Appena un anno a Trieste, alla testa di Generali, è stato sufficiente a metterlo con le spalle al muro, a dispetto della sua proverbiale capacità di galleggiamento. Ma l’instabilità al vertice della società, negli ultimi mesi, era diventato davvero eccessivo. Stamattina, nel corso di una riunione straordinaria del consiglio di amministrazione, gli è stata prospettata una mozione di sfiducia firmata da ben 10 consiglieri su 17. Compresi i due consiglieri con incarichi di primo piano: l’a.d di Mediobanca Alberto Nagel e del direttore generale della banca, Francesco Saverio Vinci. Più che un segnale, dunque, di cui l’inossidabile banchiere 75enne ha dovuto prendere atto. Dimettendosi.
In borsa, in pochi minuti, il titolo Generali è salito di quasi il 5%. Una prova inequivocabile della scarsa fiducia che “i mercati” ormai riservano a un certo modo di “fare banca” a ridosso del potere politico.
Nella riunione si diveva anche discutere del caso del vice presidente Bolloré, l’alleato francese che il 16 marzo si era rifiutato di votare il bilancio 2010. Anche lui sarebbe a un passo dalle dimissioni. Lo scontro tra i francesi (Bolloré è tra i primi azionisti di Mediobanca, a sua volta primo socio di Generali con il 14%) e gli altri del cda (Diego Della Valle, Lorenzo Pellicioli, i consiglieri indipendenti) era stato a un punto di rottura già a metà marzo. E Della Valle, da qualche tempo, non faceva mistero di disapprovare la gestione Geronzi. Si aggiungevano inn rapida successione le le dimissioni di Leonardo Del Vecchio (Luxottica) e Ana Patricia Botin (banca Santander, storico alleato di Generali).
Nella partita dovrebbe avere avuto un ruolo anche il ministro dell’economia, Giulio Tremonti, che solo un anno fa aveva favorito l’ascesa di Geronzi a Trieste. Il che apre un problema politico molto serio: Geronzi era ormai considerato “l’uomo di Gianni Letta” nella finanza, e quindi un fedelissimo di Berlusconi.
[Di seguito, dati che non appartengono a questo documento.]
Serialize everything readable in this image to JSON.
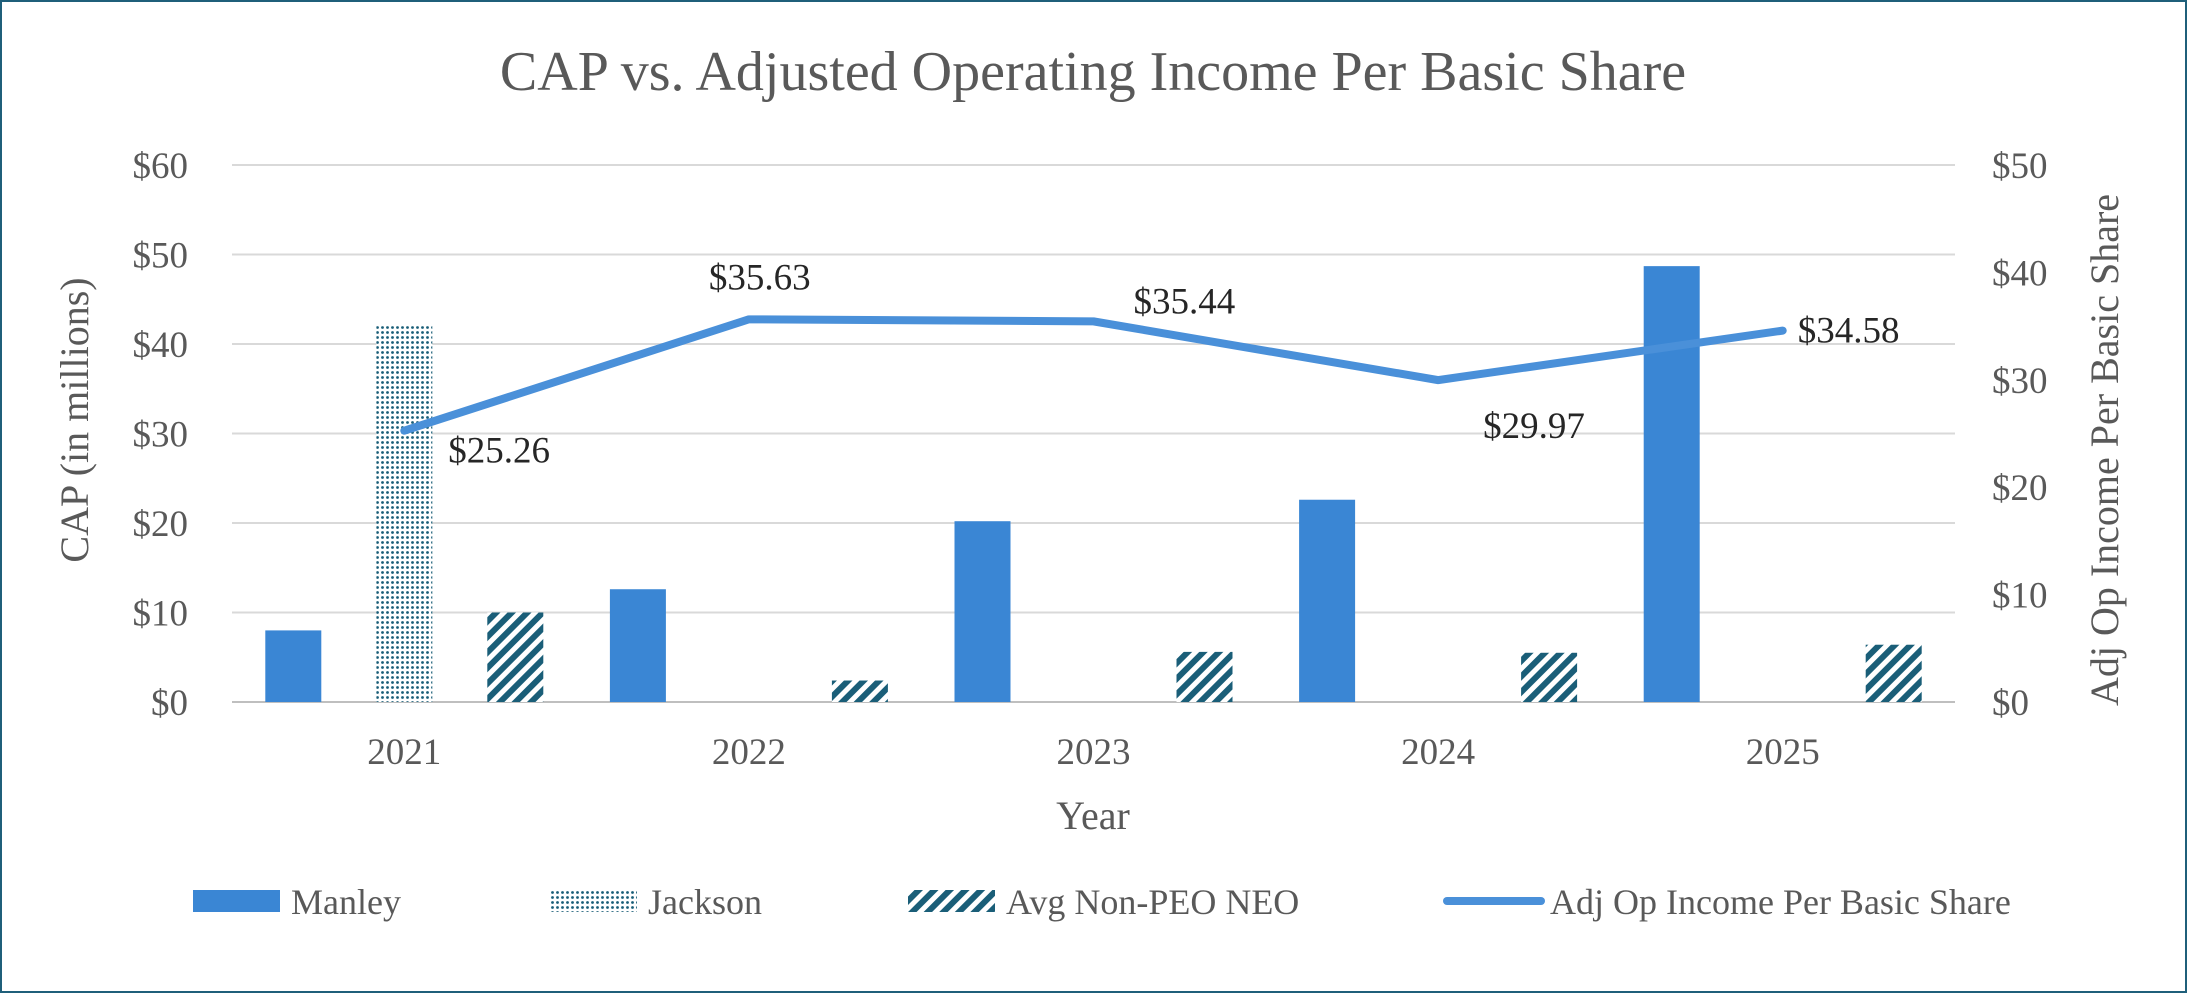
{
  "chart_data": {
    "type": "bar",
    "title": "CAP vs. Adjusted Operating Income Per Basic Share",
    "xlabel": "Year",
    "ylabel": "CAP (in millions)",
    "y2label": "Adj Op Income Per Basic Share",
    "categories": [
      "2021",
      "2022",
      "2023",
      "2024",
      "2025"
    ],
    "ylim": [
      0,
      60
    ],
    "y2lim": [
      0,
      50
    ],
    "yticks": [
      "$0",
      "$10",
      "$20",
      "$30",
      "$40",
      "$50",
      "$60"
    ],
    "y2ticks": [
      "$0",
      "$10",
      "$20",
      "$30",
      "$40",
      "$50"
    ],
    "grid": true,
    "legend_position": "bottom",
    "series": [
      {
        "name": "Manley",
        "kind": "bar",
        "pattern": "solid",
        "color": "#3a86d4",
        "values": [
          8.0,
          12.6,
          20.2,
          22.6,
          48.7
        ]
      },
      {
        "name": "Jackson",
        "kind": "bar",
        "pattern": "dots",
        "color": "#1a5e78",
        "values": [
          42.0,
          null,
          null,
          null,
          null
        ]
      },
      {
        "name": "Avg Non-PEO NEO",
        "kind": "bar",
        "pattern": "stripes",
        "color": "#1a5e78",
        "values": [
          10.0,
          2.4,
          5.6,
          5.5,
          6.4
        ]
      },
      {
        "name": "Adj Op Income Per Basic Share",
        "kind": "line",
        "axis": "right",
        "color": "#4a90d9",
        "values": [
          25.26,
          35.63,
          35.44,
          29.97,
          34.58
        ],
        "labels": [
          "$25.26",
          "$35.63",
          "$35.44",
          "$29.97",
          "$34.58"
        ]
      }
    ]
  }
}
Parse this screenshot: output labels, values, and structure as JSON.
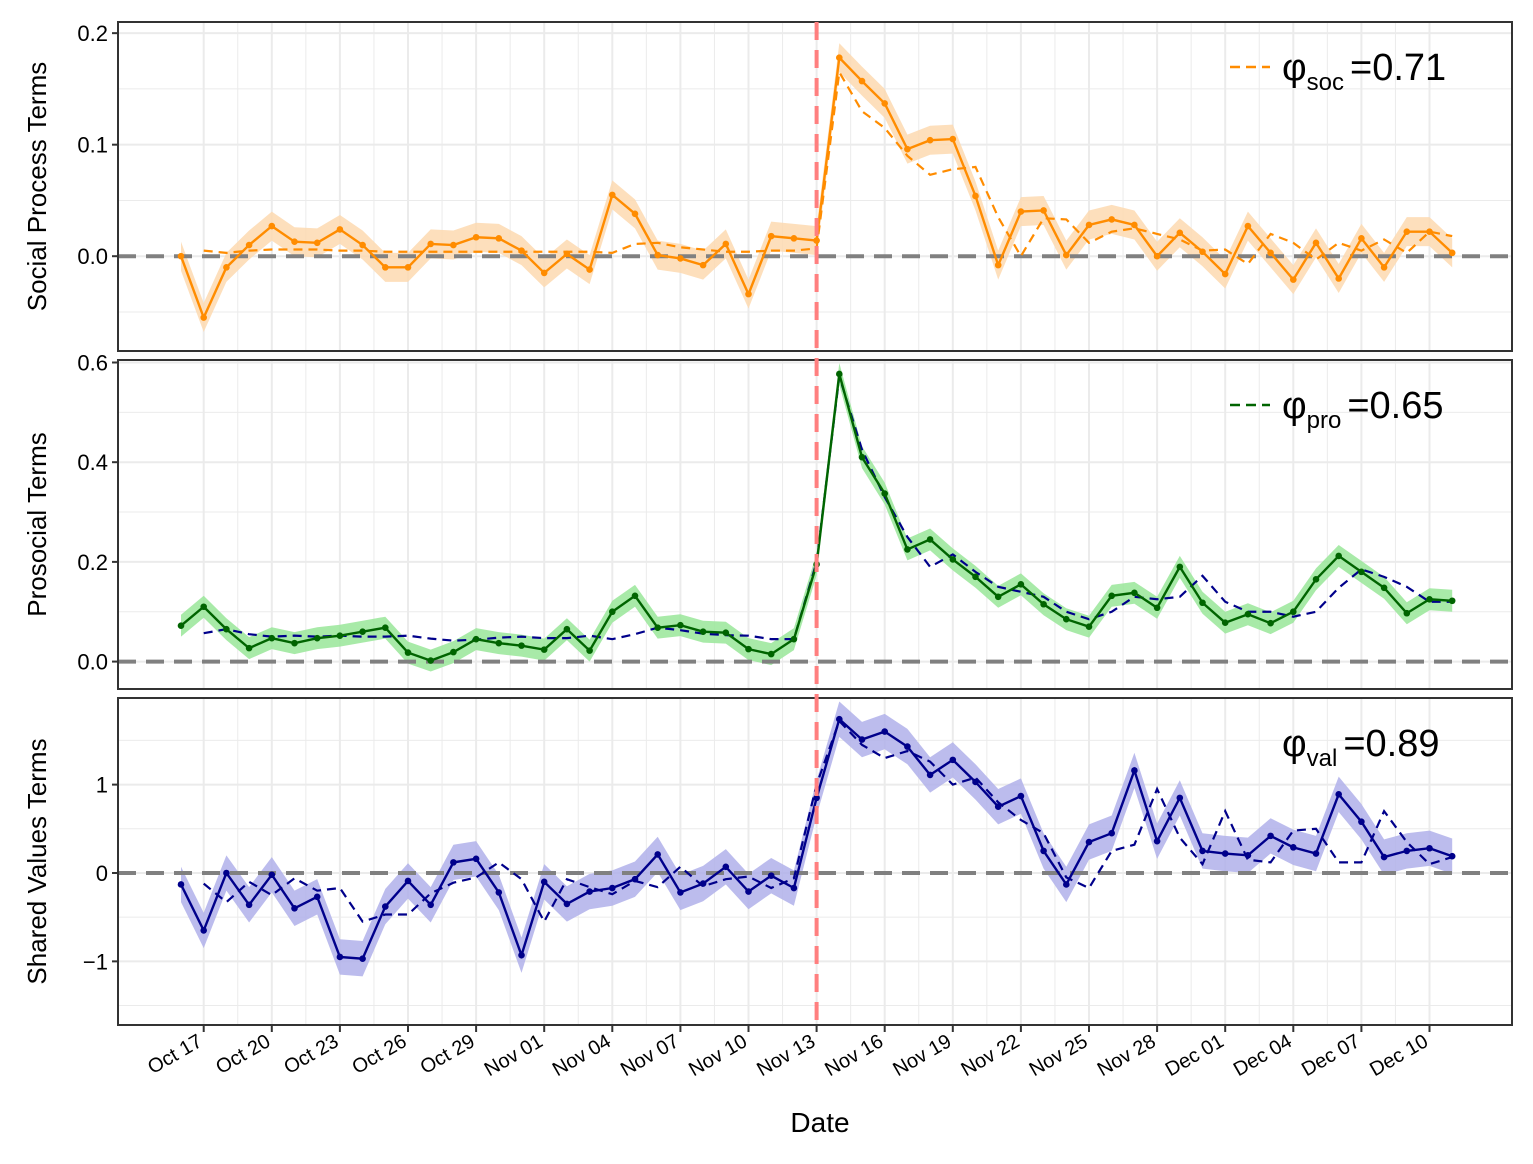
{
  "chart_data": {
    "type": "line",
    "xlabel": "Date",
    "x_tick_labels": [
      "Oct 17",
      "Oct 20",
      "Oct 23",
      "Oct 26",
      "Oct 29",
      "Nov 01",
      "Nov 04",
      "Nov 07",
      "Nov 10",
      "Nov 13",
      "Nov 16",
      "Nov 19",
      "Nov 22",
      "Nov 25",
      "Nov 28",
      "Dec 01",
      "Dec 04",
      "Dec 07",
      "Dec 10"
    ],
    "x_start_label": "Oct 16",
    "event_date": "Nov 13",
    "colors": {
      "event_line": "#ff7f7f",
      "zero_line": "#808080",
      "grid": "#ebebeb",
      "soc": "#ff8c00",
      "soc_band": "#fdd9b0",
      "pro": "#006400",
      "pro_band": "#99e699",
      "val": "#00008b",
      "val_band": "#b0b0ea",
      "pro_dashed": "#00008b"
    },
    "panels": [
      {
        "id": "soc",
        "ylabel": "Social Process Terms",
        "ylim": [
          -0.085,
          0.21
        ],
        "yticks": [
          0.0,
          0.1,
          0.2
        ],
        "ytick_labels": [
          "0.0",
          "0.1",
          "0.2"
        ],
        "legend": {
          "symbol": "φ",
          "sub": "soc",
          "value": "=0.71"
        },
        "observed": [
          0.0,
          -0.055,
          -0.01,
          0.01,
          0.027,
          0.013,
          0.012,
          0.024,
          0.01,
          -0.01,
          -0.01,
          0.011,
          0.01,
          0.017,
          0.016,
          0.005,
          -0.015,
          0.002,
          -0.012,
          0.055,
          0.038,
          0.001,
          -0.002,
          -0.008,
          0.011,
          -0.034,
          0.018,
          0.016,
          0.014,
          0.178,
          0.157,
          0.137,
          0.096,
          0.104,
          0.105,
          0.054,
          -0.008,
          0.04,
          0.041,
          0.001,
          0.028,
          0.033,
          0.028,
          0.0,
          0.021,
          0.004,
          -0.016,
          0.027,
          0.003,
          -0.021,
          0.012,
          -0.02,
          0.016,
          -0.01,
          0.022,
          0.022,
          0.003
        ],
        "band_halfwidth": 0.013,
        "predicted": [
          null,
          0.005,
          0.003,
          0.005,
          0.006,
          0.006,
          0.006,
          0.005,
          0.005,
          0.004,
          0.004,
          0.004,
          0.004,
          0.004,
          0.004,
          0.004,
          0.004,
          0.004,
          0.004,
          0.003,
          0.011,
          0.012,
          0.008,
          0.006,
          0.004,
          0.004,
          0.005,
          0.005,
          0.007,
          0.165,
          0.13,
          0.115,
          0.09,
          0.073,
          0.078,
          0.08,
          0.035,
          0.0,
          0.034,
          0.033,
          0.012,
          0.022,
          0.025,
          0.02,
          0.015,
          0.005,
          0.006,
          -0.007,
          0.02,
          0.012,
          -0.003,
          0.012,
          0.005,
          0.015,
          0.003,
          0.022,
          0.018
        ]
      },
      {
        "id": "pro",
        "ylabel": "Prosocial Terms",
        "ylim": [
          -0.055,
          0.605
        ],
        "yticks": [
          0.0,
          0.2,
          0.4,
          0.6
        ],
        "ytick_labels": [
          "0.0",
          "0.2",
          "0.4",
          "0.6"
        ],
        "legend": {
          "symbol": "φ",
          "sub": "pro",
          "value": "=0.65"
        },
        "observed": [
          0.072,
          0.11,
          0.065,
          0.027,
          0.047,
          0.037,
          0.047,
          0.052,
          0.06,
          0.068,
          0.018,
          0.002,
          0.019,
          0.045,
          0.037,
          0.032,
          0.024,
          0.065,
          0.022,
          0.1,
          0.132,
          0.068,
          0.073,
          0.06,
          0.058,
          0.025,
          0.015,
          0.045,
          0.195,
          0.577,
          0.41,
          0.337,
          0.225,
          0.245,
          0.205,
          0.17,
          0.13,
          0.155,
          0.115,
          0.085,
          0.07,
          0.132,
          0.138,
          0.108,
          0.19,
          0.118,
          0.078,
          0.095,
          0.077,
          0.1,
          0.165,
          0.212,
          0.18,
          0.148,
          0.097,
          0.125,
          0.122
        ],
        "band_halfwidth": 0.022,
        "predicted": [
          null,
          0.057,
          0.065,
          0.055,
          0.05,
          0.052,
          0.05,
          0.052,
          0.05,
          0.05,
          0.052,
          0.046,
          0.042,
          0.044,
          0.048,
          0.05,
          0.047,
          0.047,
          0.052,
          0.045,
          0.055,
          0.068,
          0.063,
          0.056,
          0.053,
          0.052,
          0.045,
          0.045,
          0.2,
          0.572,
          0.425,
          0.33,
          0.25,
          0.19,
          0.215,
          0.18,
          0.15,
          0.14,
          0.13,
          0.1,
          0.085,
          0.1,
          0.13,
          0.125,
          0.13,
          0.172,
          0.12,
          0.1,
          0.1,
          0.09,
          0.1,
          0.148,
          0.185,
          0.17,
          0.15,
          0.12,
          0.12
        ]
      },
      {
        "id": "val",
        "ylabel": "Shared Values Terms",
        "ylim": [
          -1.72,
          1.98
        ],
        "yticks": [
          -1,
          0,
          1
        ],
        "ytick_labels": [
          "−1",
          "0",
          "1"
        ],
        "legend": {
          "symbol": "φ",
          "sub": "val",
          "value": "=0.89"
        },
        "observed": [
          -0.13,
          -0.65,
          0.0,
          -0.36,
          -0.02,
          -0.4,
          -0.27,
          -0.95,
          -0.97,
          -0.38,
          -0.09,
          -0.36,
          0.12,
          0.16,
          -0.22,
          -0.93,
          -0.1,
          -0.35,
          -0.21,
          -0.17,
          -0.07,
          0.21,
          -0.22,
          -0.12,
          0.07,
          -0.21,
          -0.03,
          -0.17,
          0.85,
          1.74,
          1.51,
          1.6,
          1.43,
          1.11,
          1.28,
          1.03,
          0.75,
          0.87,
          0.25,
          -0.13,
          0.35,
          0.45,
          1.16,
          0.36,
          0.85,
          0.25,
          0.22,
          0.2,
          0.42,
          0.29,
          0.22,
          0.89,
          0.58,
          0.18,
          0.25,
          0.28,
          0.19
        ],
        "band_halfwidth": 0.2,
        "predicted": [
          null,
          -0.12,
          -0.33,
          -0.1,
          -0.25,
          -0.06,
          -0.2,
          -0.17,
          -0.55,
          -0.47,
          -0.47,
          -0.23,
          -0.11,
          -0.05,
          0.12,
          -0.07,
          -0.55,
          -0.07,
          -0.16,
          -0.24,
          -0.09,
          -0.16,
          0.07,
          -0.15,
          -0.07,
          -0.04,
          -0.17,
          -0.06,
          1.0,
          1.72,
          1.45,
          1.3,
          1.38,
          1.26,
          1.0,
          1.08,
          0.8,
          0.6,
          0.45,
          -0.05,
          -0.17,
          0.25,
          0.32,
          0.95,
          0.4,
          0.1,
          0.7,
          0.15,
          0.12,
          0.48,
          0.5,
          0.12,
          0.12,
          0.7,
          0.35,
          0.1,
          0.18
        ]
      }
    ]
  }
}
Il fatto che Tremonti non si sia mosso per salvarlo – o, come dicono i maligni, che si sia dato da fare per “lasciarlo cadere” – potrebbe anche lasciar capire che il ministro dell’economia (e la Lega) non sono disposti ad andare in fondo insieme al Cavaliere.
Ma non si tratta certo di una “rivoluzione copernicana”. Né tantomeno “democratica”. In fondo, se il cda dovesse decidere per un interim provvisorio, il sostituto di Geronzi potrebbe essere addirittura Francesco Gaetano Caltagirone, vicario di Geronzi secondo la relazione di governance di Generali. Perlomeno fino all’assemblea di bilancio, già convocata a Trieste per il 30 aprile.